Model Training and Evaluation
AfriHuBERT employed an adaptation strategy for continued pretraining on additional African languages. Faiss-based clustering methods were utilized to generate pseudo-labels. The model was evaluated on the FLEURS dataset across LID and ASR tasks. Results reflected a substantial improvement over mHuBERT, with accuracy gains in both axes of language coverage and task performance.
Results
AfriHuBERT significantly improved LID and ASR performance compared to its predecessors and contemporary models:
- LID: Achieved an average F1 score of 92%, outperforming other models. It demonstrated enhanced capability in handling languages with initially low or no coverage.

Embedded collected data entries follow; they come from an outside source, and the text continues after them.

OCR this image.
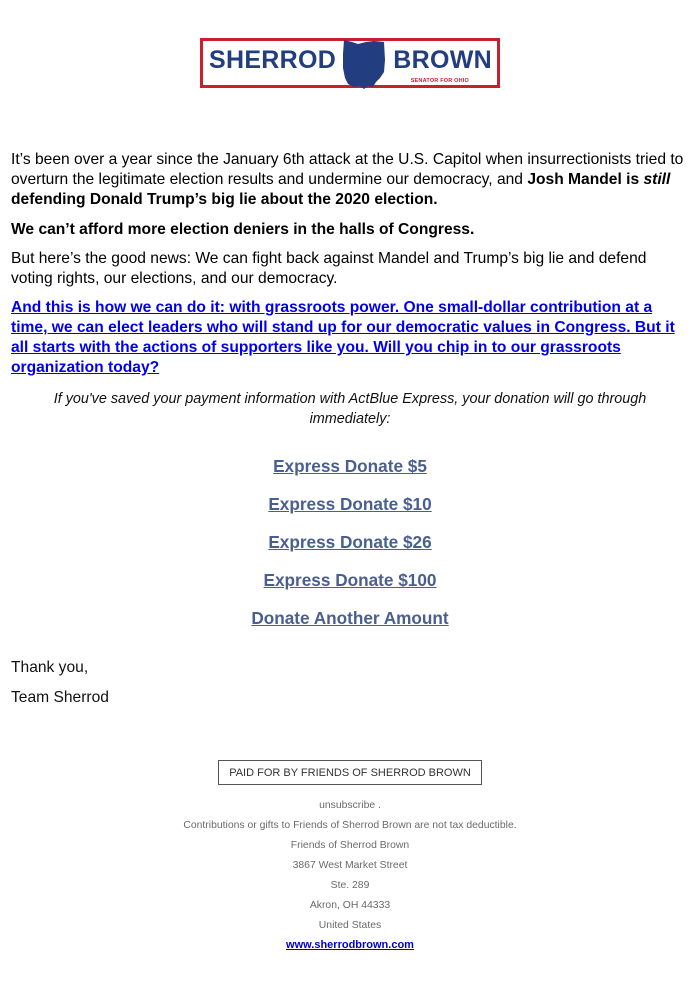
SHERROD BROWN
SENATOR FOR OHIO

It’s been over a year since the January 6th attack at the U.S. Capitol when insurrectionists tried to overturn the legitimate election results and undermine our democracy, and Josh Mandel is still defending Donald Trump’s big lie about the 2020 election.

We can’t afford more election deniers in the halls of Congress.

But here’s the good news: We can fight back against Mandel and Trump’s big lie and defend voting rights, our elections, and our democracy.

And this is how we can do it: with grassroots power. One small-dollar contribution at a time, we can elect leaders who will stand up for our democratic values in Congress. But it all starts with the actions of supporters like you. Will you chip in to our grassroots organization today?
If you've saved your payment information with ActBlue Express, your donation will go through immediately:
Express Donate $5
Express Donate $10
Express Donate $26
Express Donate $100
Donate Another Amount
Thank you,
Team Sherrod
PAID FOR BY FRIENDS OF SHERROD BROWN
unsubscribe .
Contributions or gifts to Friends of Sherrod Brown are not tax deductible.
Friends of Sherrod Brown
3867 West Market Street
Ste. 289
Akron, OH 44333
United States
www.sherrodbrown.com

- ASR: Presented a 1.2% reduction in average WER across languages, with further improvements observed when excluding non-African languages from evaluation metrics.
Implications and Future Directions
The enhanced coverage and performance of AfriHuBERT suggest practical benefits for developing inclusive speech technologies in African contexts. The research implies a strong potential for further improvements through addressing the identified data quality challenges, especially in the transcription of low-resource languages. Future work could involve extending coverage to more languages and developing more robust, noise-immune evaluation benchmarks to ensure accurate representation and leveraging of African languages in AI systems.
Conclusion
The authors successfully demonstrate the scalability and adaptability of the self-supervised approach for multilingual speech representation, specifically tailored for African languages. This work not only contributes to filling the linguistic gaps in current models but also emphasizes the importance of diversity in SSL tasks to accommodate the global linguistic landscape comprehensively.